Nicht alles das, was jemanden nicht überzeugt, hält er deshalb gleich für Unsinn; nicht jedes Nicht-Zustimmen ist gleich ein "Abfertigen". Was Schröder sagt, entspricht im übrigen schlicht dem Stand der Forschung.

Nun gut, Alan Posener erlaubt sich, ein wenig zu übertreiben. Das wäre noch kein Anlaß für diese Meckerecke; wie auch nicht sein, sagen wir, Abfertigen von Sarah Palin.

Aber das ist ja erst die Einleitung zu seinem Kommentar. Es geht ihm um etwas anderes: Das, was Kristina Schröder zum Islam gesagt hat. Und was Posener dazu schreibt, das hat mich - bei aller Wertschätzung dieses Autors - nun wirklich geärgert.



Alan Posener stützt sich offenkundig auf diesen Bericht, der am 26. 11. in "Spiegel-Online" erschien; jedenfalls finden sich seine Zitate alle auch dort. Und was hat Kristina Schröder nach diesem Bericht bei der Vorstellung von zwei Untersuchungen gesagt? Dies:
  • "Es gibt keinen Einheitsislam. Islam ist das, was jeweils die Muslime daraus machen."

  • "Wir wollen schließlich einen deutschen Islam, und deswegen brauchen wir auch deutsche islamische Autoritäten."

  • "Das ist ja auch eine Karriereoption für junge männliche Muslime, dass sie Imam werden können in Deutschland."
  • Das ist alles, was in dem Artikel in "Spiegel-Online" steht und woraus Posener zitiert.

    Was in aller Welt ist daran auszusetzen?

    Natürlich gibt es keinen Einheitsislam. Es gibt bekanntlich Schiiten und Sunniten. Es gibt fundamentalistische Strömungen und einen Islam, wie ihn in Deutschland zum Beispiel Bassam Tibi vertritt und in Kanada der Muslim Canadian Congress; siehe "Eine Moschee wäre eine Entweihung von Ground Zero"; ZR vom 17. 8. 2010.

    Und natürlich muß es das Ziel der deutschen Politik sein, daß der deutsche Islam nicht eine fundamentalistische Strömung ist, sondern ein liberaler Islam, wie ihn Bassam Tibi will.

    Das ist es, was Schröder sagte. Sie will, daß in Deutschland auf der Grundlage unseres demokratischen Rechtsstaats ausgebildete Imame den Islam lehren, und nicht importierte aus Ländern, die nicht unser Verständnis von Demokratie haben.

    Ob das gelingen wird, ist offen.

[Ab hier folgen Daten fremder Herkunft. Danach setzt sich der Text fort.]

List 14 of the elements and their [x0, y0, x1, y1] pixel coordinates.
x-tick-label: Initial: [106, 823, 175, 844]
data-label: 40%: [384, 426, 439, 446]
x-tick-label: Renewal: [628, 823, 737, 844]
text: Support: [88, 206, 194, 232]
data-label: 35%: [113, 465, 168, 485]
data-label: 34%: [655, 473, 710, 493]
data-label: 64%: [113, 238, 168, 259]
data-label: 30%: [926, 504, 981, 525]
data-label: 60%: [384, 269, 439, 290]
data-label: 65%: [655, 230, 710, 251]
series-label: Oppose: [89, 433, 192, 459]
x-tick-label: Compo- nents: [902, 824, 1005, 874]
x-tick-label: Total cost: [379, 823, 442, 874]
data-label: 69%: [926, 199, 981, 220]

Es anzustreben ist vernünftig. Kristina Schröder, die sich schon vor ihrer Zeit als Ministerin kritisch mit dem Islam befaßte, hat nichts gesagt, was zu beanstanden wäre.

    Was aber macht Alan Posener daraus? Er schreibt:
    Ach ja? Wollen "wir" wirklich einen "deutschen Islam"? Evangelische "Deutsche Christen" hatten wir mal, Schwamm darüber. Julius Schoeps, dessen Vater die "Gefolgschaft deutscher Juden" gründete, die "Trennung von deutschen und undeutschen Juden" forderte und zum Dank dafür aus Deutschland gejagt wurde, stellt unmissverständlich fest: "Ein deutsches Judentum gibt es nicht mehr."
    Was in aller Welt hat das, was Kristina Schröder will, mit den Nazis zu tun, mit deren "Deutschen Christen", mit Julius Schoeps und seinem Vater Hans-Joachim?

    Richtig, nichts.



    Ach ja, und dann zitiert Posener auch noch Simone de Beauvoir:
    Und was ist mit Schröders gewagter These, eine Religion sei das, was die Gläubigen daraus machen? Merkwürdigerweise erinnert sie in der Struktur an jenen Satz Simone de Beauvoirs, den Schröder so doof fand: "Als Frau wird man nicht geboren, zur Frau wird man gemacht."
    Nein, diesen Satz hat Simone de Beauvoir nicht geschrieben; auch wenn diese falsche Übersetzung immer wieder zitiert wird.

    Geschrieben hat sie "On ne naît pas femme, on le devient"; und warum das nicht heißt "Als Frau wird man nicht geboren, zur Frau wird man gemacht", das können Sie hier nachlesen.